Photo: Uribe and the Wiretapping Scandal
The Washington Post published over the weekend a very comprehensive article providing significant information about the financing of illegal operations carried out by the Colombian government.
According to law enforcement documents obtained by The Washington Post and interviews with prosecutors and former Colombian intelligence officials, billions of dollars, special hardware and software and technical and military training provided over the last decade to elite units of the Colombian intelligence agency “DAS” (Administrative Security Department), were allegedly used to carry out spying operations, blackmail and to smear campaigns against Supreme Court justices, former President Alvaro Uribe’s political opponents and civil society groups.

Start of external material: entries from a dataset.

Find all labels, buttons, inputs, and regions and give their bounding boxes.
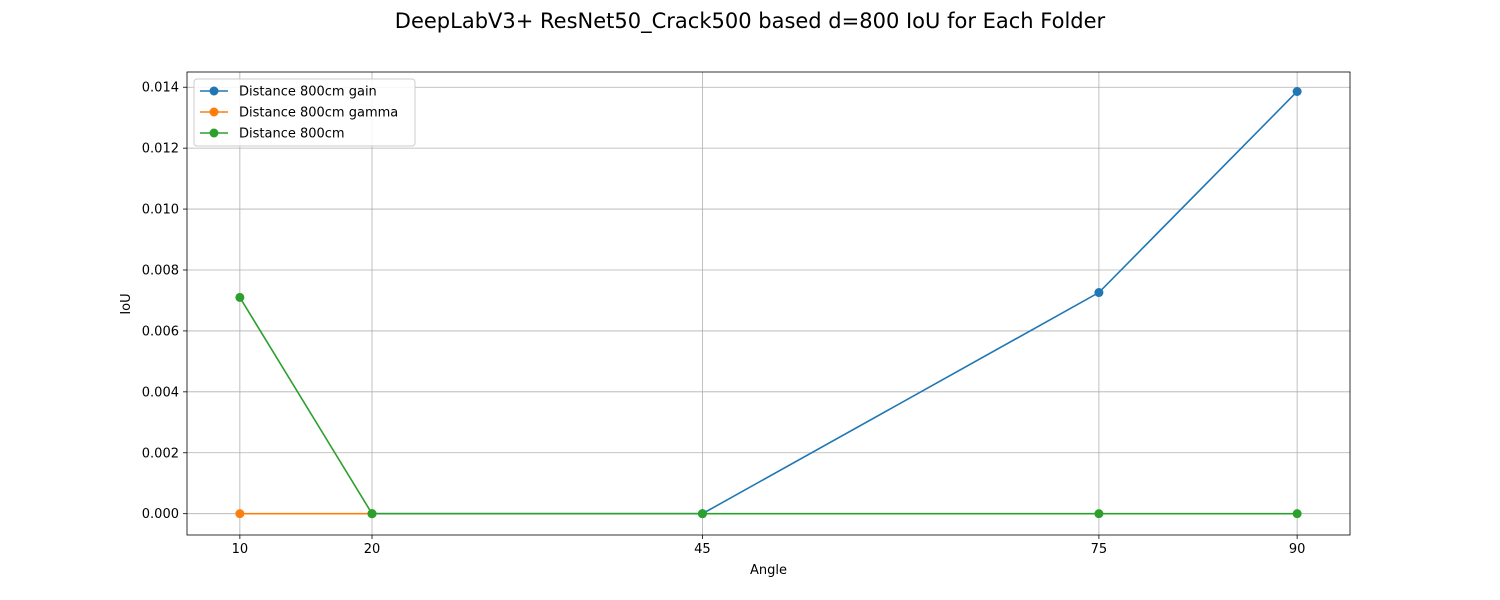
y-tick-label: 0.006 [142,324,179,339]
legend-marker [209,128,219,138]
data-point [1292,86,1302,96]
legend-item: Distance 800cm gamma [200,106,398,121]
y-tick-label: 0.012 [142,142,179,157]
chart-title: DeepLabV3+ ResNet50_Crack500 based d=800… [395,9,1106,34]
data-point [697,509,707,519]
y-tick-label: 0.000 [142,507,179,522]
series-2 [235,509,377,519]
plot-frame [186,71,1351,536]
x-tick-label: 10 [232,542,249,557]
data-point [1094,288,1104,298]
series-1 [367,86,1302,519]
data-point [367,509,377,519]
x-axis-label: Angle [750,563,787,578]
legend-item: Distance 800cm gain [200,85,377,100]
data-point [235,292,245,302]
data-point [235,509,245,519]
y-tick-label: 0.002 [142,446,179,461]
y-tick-label: 0.014 [142,81,179,96]
legend-label: Distance 800cm [239,127,345,142]
series-3 [235,292,1302,519]
y-axis-label: IoU [119,293,134,314]
axes: 10 20 45 75 90 0.000 0.002 0.004 0.006 0.008 0.010… [142,71,1351,557]
series-line [239,296,1298,515]
data-point [1094,509,1104,519]
y-tick-label: 0.008 [142,263,179,278]
series-line [372,90,1298,515]
x-tick-label: 75 [1091,542,1108,557]
y-tick-label: 0.010 [142,203,179,218]
x-tick-label: 20 [364,542,381,557]
legend-item: Distance 800cm [200,127,345,142]
legend-marker [209,107,219,117]
legend: Distance 800cm gain Distance 800cm gamma D… [193,78,416,147]
series-layer [235,86,1302,519]
legend-label: Distance 800cm gamma [239,106,398,121]
legend-box [193,78,416,147]
y-tick-label: 0.004 [142,385,179,400]
x-tick-label: 45 [694,542,711,557]
x-tick-label: 90 [1289,542,1306,557]
data-point [1292,509,1302,519]
legend-marker [209,86,219,96]
legend-label: Distance 800cm gain [239,85,377,100]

Since the nineties, and under three administrations, Colombia has been Washington’s closest ally in Latin America, a title that comes with financial benefits: $6 billion in aid were awarded to the nation during Uribe’s 2002-10 presidency.
The Washington Post reports that a former DAS director said in an interview that “DAS units depended on U.S.-supplied computers, wiretapping devices, cameras and mobile phone interception systems, as well as rent for safe houses and petty cash for gasoline. “We could have operated” without U.S. assistance, he said, “but not with the same effectiveness.”
Uribe himself is under investigation by a special legislative commission whose constitutional power trumps Uribe’s Ex-President Diplomatic Immunity.
American officials denied having knowledge of or having been involved in questionable operatives committed by the DAS and Colombian prosecutors have not accused any Americans of wrongdoing.
The Colombian newspaper El Tiempo said on Tuesday that Colombia’s attorney general Viviane Morales met with Washington Post delegates to make clear that her office has no open investigations on the supposed irregular handling of U.S. aid tied to the wiretapping scandal; former President Alvaro Uribe said to be “profoundly disappointed” with the article and sent a protest letter to the Washington Post.
U.S. Embassy in Colombia officials said they didn’t know if the equipment sent by the U.S. was used for illegal operations, later they said the Washington Post’s version was “incorrect.”